In a strongly-worded attack, Fianna Fail leader Micheal Martin accused Sinn Fein of seeking to "rewrite history" over the Easter Rising.
Mr Martin said Sinn Fein was guilty of a "deeply cynical and dangerous attempt to exploit the heroes of 1916".
And he accused the party of seeking to claim a direct link to the Easter Rising which is not warranted.
Mr Martin was particularly critical of an exhibition running at Dublin's Ambassador Theatre which includes a section dedicated to the H-Block hunger strikes of the 1980s.
"In the very room where the Irish Volunteers first met they are today running an exhibition which claims to be about 1916 but it is solely about twisting history," he said of the Revolution 1916 exhibit.

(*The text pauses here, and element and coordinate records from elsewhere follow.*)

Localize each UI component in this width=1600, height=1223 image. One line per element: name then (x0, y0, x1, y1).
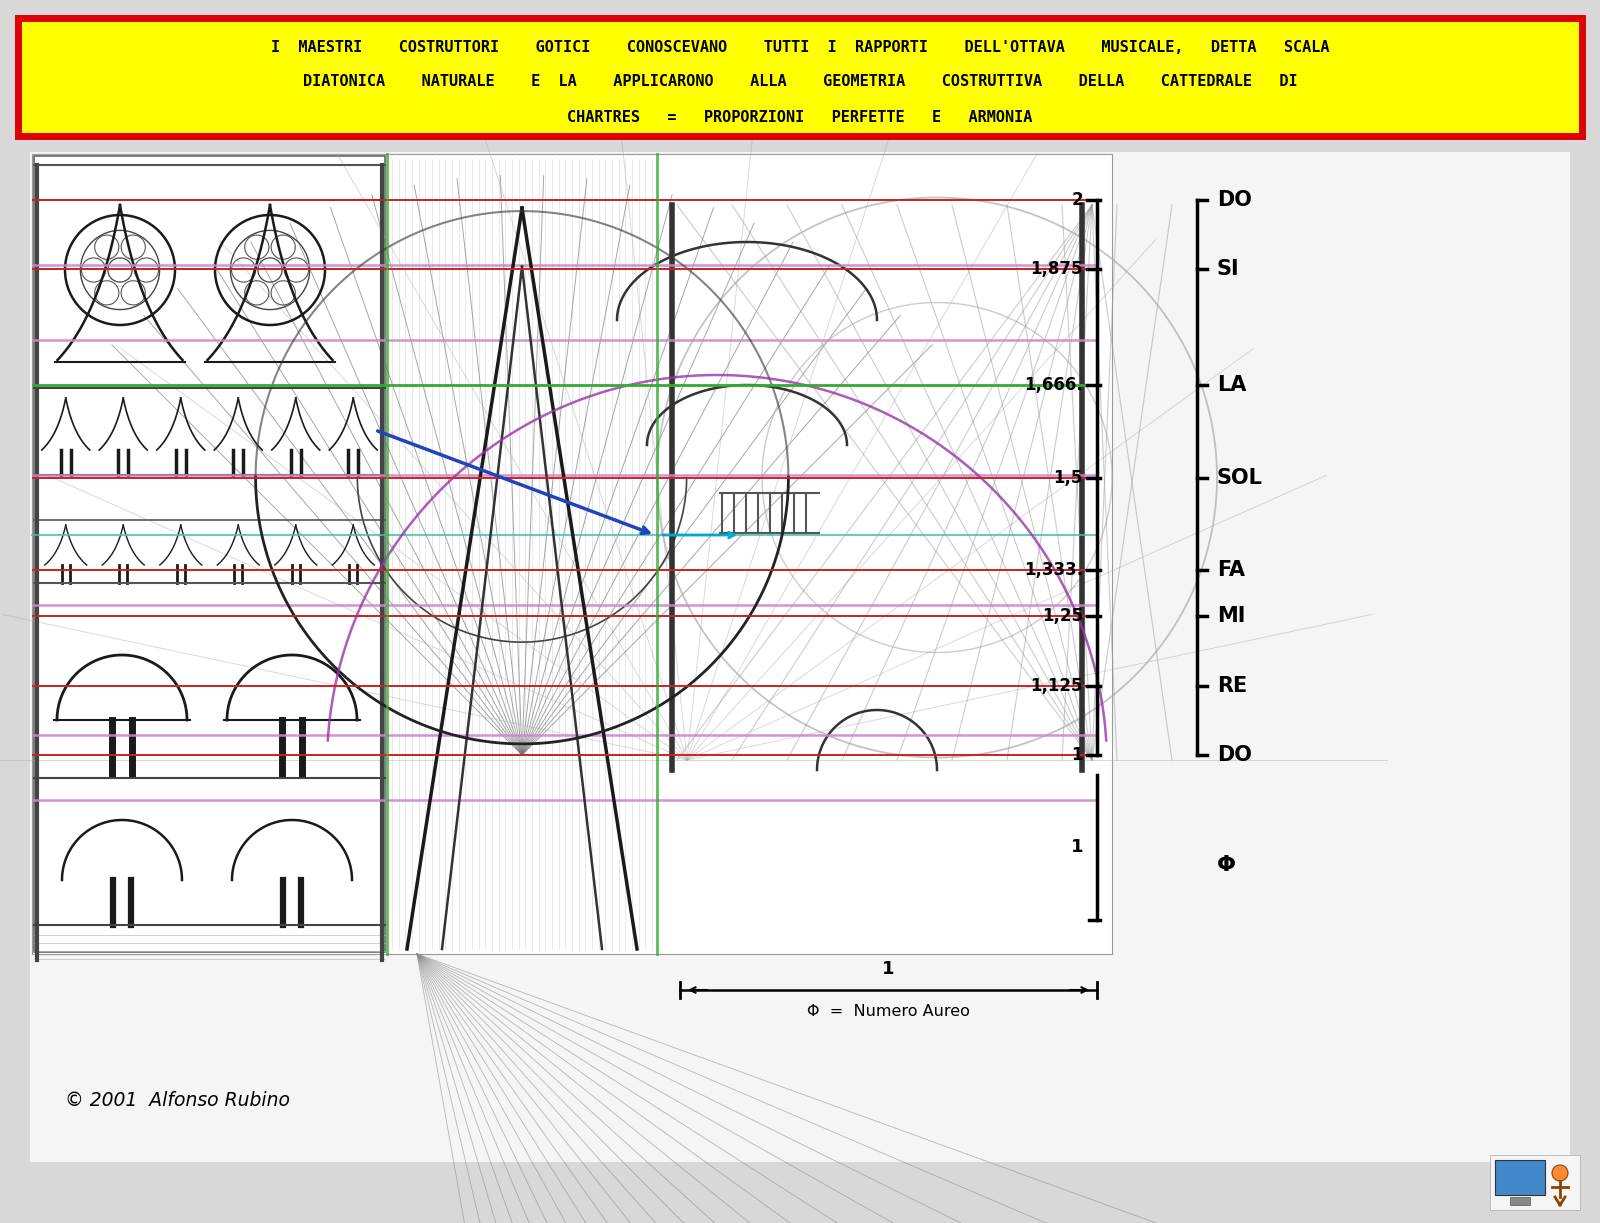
Text: LA: LA (1218, 375, 1246, 395)
Text: DO: DO (1218, 745, 1251, 766)
Bar (32, 154, 1112, 954)
Bar (389, 157, 654, 951)
Text: DIATONICA    NATURALE    E  LA    APPLICARONO    ALLA    GEOMETRIA    COSTRUTTIV: DIATONICA NATURALE E LA APPLICARONO ALLA… (302, 75, 1298, 89)
Text: 1,5: 1,5 (1054, 468, 1083, 487)
Text: 1,875: 1,875 (1030, 260, 1083, 279)
Bar (30, 152, 1570, 1162)
Text: 1: 1 (1072, 746, 1083, 764)
Text: SOL: SOL (1218, 467, 1262, 488)
Bar (658, 157, 1094, 951)
Text: RE: RE (1218, 675, 1248, 696)
Text: 1,125: 1,125 (1030, 676, 1083, 695)
Text: MI: MI (1218, 607, 1245, 626)
Text: 2: 2 (1072, 191, 1083, 209)
Text: DO: DO (1218, 190, 1251, 210)
Bar (34, 157, 386, 951)
Text: CHARTRES   =   PROPORZIONI   PERFETTE   E   ARMONIA: CHARTRES = PROPORZIONI PERFETTE E ARMONI… (568, 110, 1032, 125)
Text: FA: FA (1218, 560, 1245, 580)
Text: 1,25: 1,25 (1042, 608, 1083, 625)
Bar (1494, 1159, 1546, 1195)
Text: I  MAESTRI    COSTRUTTORI    GOTICI    CONOSCEVANO    TUTTI  I  RAPPORTI    DELL: I MAESTRI COSTRUTTORI GOTICI CONOSCEVANO… (270, 39, 1330, 55)
Bar (18, 18, 1582, 136)
Text: 1,666.: 1,666. (1024, 377, 1083, 394)
Bar (1490, 1155, 1581, 1210)
Text: Φ: Φ (1218, 855, 1235, 874)
Text: Φ  =  Numero Aureo: Φ = Numero Aureo (806, 1004, 970, 1019)
Text: SI: SI (1218, 259, 1240, 279)
Bar (1510, 1197, 1530, 1205)
Text: 1: 1 (882, 960, 894, 978)
Circle shape (1552, 1166, 1568, 1181)
Text: © 2001  Alfonso Rubino: © 2001 Alfonso Rubino (66, 1091, 290, 1109)
Text: 1,333.: 1,333. (1024, 561, 1083, 580)
Text: 1: 1 (1070, 839, 1083, 856)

"Even though a Sinn Fein officer is running it out of Sinn Fein HQ, they pretend to the public that it is an independent exhibition. They claim that to honour Pearse, Clarke and Plunkett you must honour a sinister organisation which tried to destroy this State and continues to refuse to subject its members to the laws enacted by the Irish people.
"The fact is that today this type of behaviour is the greatest threat to the high standing of 1916 among the Irish people."
Mr Martin was speaking at Fianna Fail's annual 1916 Commemoration in Arbour Hill, Dublin. He said that Sinn Fein had failed to achieve the electoral breakthrough they claimed was "inevitable" and are "now using more underhand methods to legitimise themselves".
"The arguments of the 1970s and 1980s that we should reject the tradition of 1916 are now confined to a small fringe," he added.
"What remains as a direct challenge to the unique status of 1916 is Gerry Adams and a party incapable of accepting that it waged an illegitimate war against a democratic republican tradition directly enabled by 1916.
"People who behave like this are also disrespecting the men and women of the Rising because they are claiming that nothing was achieved.
"This is the biggest difference between the vast majority of the Irish people and the Provisionals movement - we believe that 1916 fundamentally changed the possibilities for pursuing the cause of Irish republicanism."